When Infogrames became Atari, it got more than just a cool logo and a set of dusty cartridges. It gained the right to ceaselessly combine and port the classics that spawned a series of compilations for several different consoles. Most good compilations also deliver an interesting series of extras. Atari Retro is the company's latest classic compilation, bringing together seven Atari 2600 games and marking the first time such a package has appeared on the Tapwave Zodiac. While the Zodiac has more than enough power to emulate these games properly, the game is utterly lacking in the bells-and-whistles department. That, combined with the fact that there are only seven games included makes it a mostly forgettable collection.

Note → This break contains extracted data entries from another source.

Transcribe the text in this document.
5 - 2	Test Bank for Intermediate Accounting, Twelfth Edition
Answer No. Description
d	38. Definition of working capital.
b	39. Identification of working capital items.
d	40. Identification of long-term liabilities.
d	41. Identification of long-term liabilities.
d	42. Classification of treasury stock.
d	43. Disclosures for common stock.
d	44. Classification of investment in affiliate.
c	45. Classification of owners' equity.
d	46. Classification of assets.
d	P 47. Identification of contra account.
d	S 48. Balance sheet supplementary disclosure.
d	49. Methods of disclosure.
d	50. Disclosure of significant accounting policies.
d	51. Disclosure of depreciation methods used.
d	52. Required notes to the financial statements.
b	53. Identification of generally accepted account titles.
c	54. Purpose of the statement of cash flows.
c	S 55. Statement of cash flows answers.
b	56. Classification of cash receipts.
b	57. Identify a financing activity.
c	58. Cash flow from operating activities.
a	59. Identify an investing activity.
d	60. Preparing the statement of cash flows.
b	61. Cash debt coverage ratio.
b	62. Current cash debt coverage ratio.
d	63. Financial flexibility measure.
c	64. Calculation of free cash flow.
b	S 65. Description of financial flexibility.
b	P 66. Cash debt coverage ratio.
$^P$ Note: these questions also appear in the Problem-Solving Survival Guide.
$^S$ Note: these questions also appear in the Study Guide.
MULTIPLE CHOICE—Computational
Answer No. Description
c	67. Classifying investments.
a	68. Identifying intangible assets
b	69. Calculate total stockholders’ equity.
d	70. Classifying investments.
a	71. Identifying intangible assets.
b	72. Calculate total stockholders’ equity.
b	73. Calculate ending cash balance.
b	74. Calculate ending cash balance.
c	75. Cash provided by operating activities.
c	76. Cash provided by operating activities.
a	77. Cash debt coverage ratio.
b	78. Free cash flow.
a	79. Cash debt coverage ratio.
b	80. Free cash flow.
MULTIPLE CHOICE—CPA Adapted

When it comes to Atari 2600 games, seven is a low number--especially when compared to the expertly done Activision compilation for the Game Boy Advance, which collected 55 different games, including a few unreleased prototypes and newly-developed homebrew games. That said, the developers did manage to choose seven classics. Atari 2600 ports of arcade games like Asteroids, Centipede, Breakout, Missile Command, and Pong. Two fantastic Atari 2600 originals--Adventure and Yars' Revenge--are also included.
While the emulations may be accurate, there's one pretty large oversight--none of the games have any multiplayer support. In most cases, that's not that big of a deal. But playing Pong alone isn't very exciting. Bluetooth support for multiplayer would have been a nice touch.
In the collection's favor, the Zodiac's analog controller is well suited to the included games, each of which runs smoothly in its emulated state. Only Asteroids is a challenge to control, but that's half the point of the game. Also, the game's sound is a flawless reproduction of that found in the original games. In those early days of gaming, sound support was limited. So even today, your ears won't be assailed by a wide variety of noises. And what few bleeps you'll encounter will be readily recognizable.
Just having these titles on a PDA--in a relatively unmolested state--is going to be enough for some people. Those all-too-familiar sights and sounds will readily cause a lifetime of gaming memories to flood the brain. However, those looking for more than just a relatively small number of games and a nostalgia trip will probably be disappointed.